I recalled this memory recently while suffering one of those particularly introspective hangovers with which you might be acquainted. I often listen to somber music when I’m in such a state and by myself, maybe in some way to commiserate with the singer. My choice this go-around: Radiohead’s early-90s anthem “Creep.”

As I lay on my couch, somewhere between napping and re-hydrating, I listened to Thom Yorke’s haunting, resonating words: “I wish I was special. You’re so fucking special. But I’m a creep…What the hell am I doing here? I don’t belong here.”

The lyrics fit my 21st Halloween experience with one exception: the Man with No Face inverted the scenario. He wasn’t telling me that I was special and that he felt like a creep. No. He was telling me that I falsely ASSUMED I was special, evidenced by my reveling, unreasonably, in my own vanity. He’d surely seen this paradox before: a twink who tans too much, wears too little, and shows off his body—not because he thinks he’s beautiful, but because he’s after compliments, stares, cat calls—he’s after validation. The Man with No Face saw me in this moment as a narcissist with no confidence. And he was right. I dare say that anyone with such blood lust would easily find his fill in the hearts of many an unclothed desperate.

This happens too frequently among our gay brethren: a barrage of put-downs and bullying toward those who don’t meet our social standards, in-your-face and behind-your-back.

I think back to my mindset at 21. I walked around that party with my head held high, feeding off the superficial energy of those around me. To some, like the Man with No Face, I gave the air of a narcissist. And, by some measure, I suppose I was. I wanted everyone looking at ME. Telling me how cute I was. But not because I thought I was a beauty—

What I thought of myself then really didn’t matter so much. I needed the validation of everyone else. I needed to feel wanted. This, in my mind, was love.

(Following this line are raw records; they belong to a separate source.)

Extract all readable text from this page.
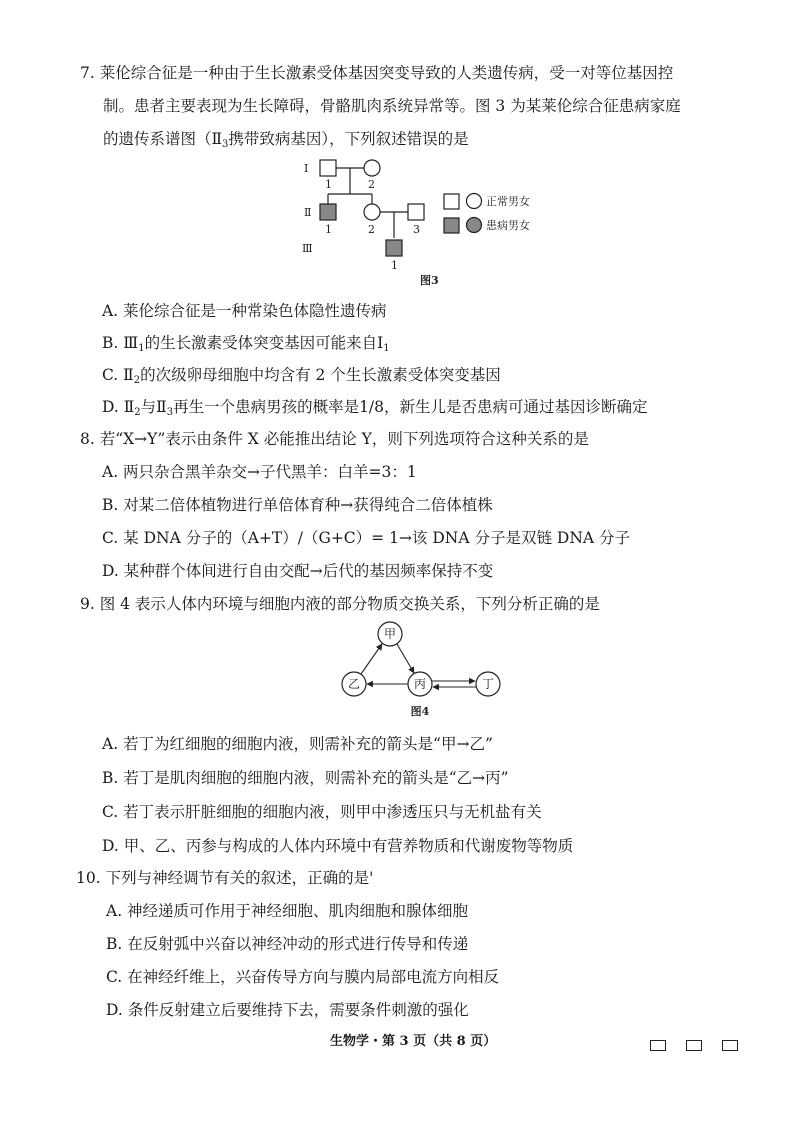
7. 莱伦综合征是一种由于生长激素受体基因突变导致的人类遗传病，受一对等位基因控
制。患者主要表现为生长障碍，骨骼肌肉系统异常等。图 3 为某莱伦综合征患病家庭
的遗传系谱图（$Ⅱ_3$携带致病基因），下列叙述错误的是
Ⅰ
Ⅱ
Ⅲ
1	2
1	2	3
1
正常男女
患病男女
图3
A. 莱伦综合征是一种常染色体隐性遗传病
B. $Ⅲ_1$的生长激素受体突变基因可能来自$Ⅰ_1$
C. $Ⅱ_2$的次级卵母细胞中均含有 2 个生长激素受体突变基因
D. $Ⅱ_2$与$Ⅱ_3$再生一个患病男孩的概率是1/8，新生儿是否患病可通过基因诊断确定
8. 若“X→Y”表示由条件 X 必能推出结论 Y，则下列选项符合这种关系的是
A. 两只杂合黑羊杂交→子代黑羊：白羊=3：1
B. 对某二倍体植物进行单倍体育种→获得纯合二倍体植株
C. 某 DNA 分子的（A+T）/（G+C）= 1→该 DNA 分子是双链 DNA 分子
D. 某种群个体间进行自由交配→后代的基因频率保持不变
9. 图 4 表示人体内环境与细胞内液的部分物质交换关系，下列分析正确的是
甲
乙	丙	丁
图4
A. 若丁为红细胞的细胞内液，则需补充的箭头是“甲→乙”
B. 若丁是肌肉细胞的细胞内液，则需补充的箭头是“乙→丙”
C. 若丁表示肝脏细胞的细胞内液，则甲中渗透压只与无机盐有关
D. 甲、乙、丙参与构成的人体内环境中有营养物质和代谢废物等物质
10. 下列与神经调节有关的叙述，正确的是'
A. 神经递质可作用于神经细胞、肌肉细胞和腺体细胞
B. 在反射弧中兴奋以神经冲动的形式进行传导和传递
C. 在神经纤维上，兴奋传导方向与膜内局部电流方向相反
D. 条件反射建立后要维持下去，需要条件刺激的强化
生物学・第 3 页（共 8 页）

But the Man with No Face did then what we have always done to each other, and what we’re doing with increasing intensity in parts of the gay community (particularly the club scene). He judged me harshly based on what he saw, hiding behind his mask and frumpy striped Freddy sweater, rather than seeing that possibly, maybe, my weakness—my immature craving for superficial acceptance—was behind my flagrant vanity. Maybe had he taken a few seconds to think about this, he would’ve seen me with sympathy, or maybe with pity. Either would’ve spared me a hard and haunting memory.

Of course, it might also be true that the Man with No Face was me: at one time himself a boy in glitter and underwear, living for himself and for others’ approval, who was burned by a previous version of himself, who then became a cynic.

If the latter is true, I can’t imagine he’s passed the torch to me. But just in case, I’ll keep away from the Freddy Krueger costumes.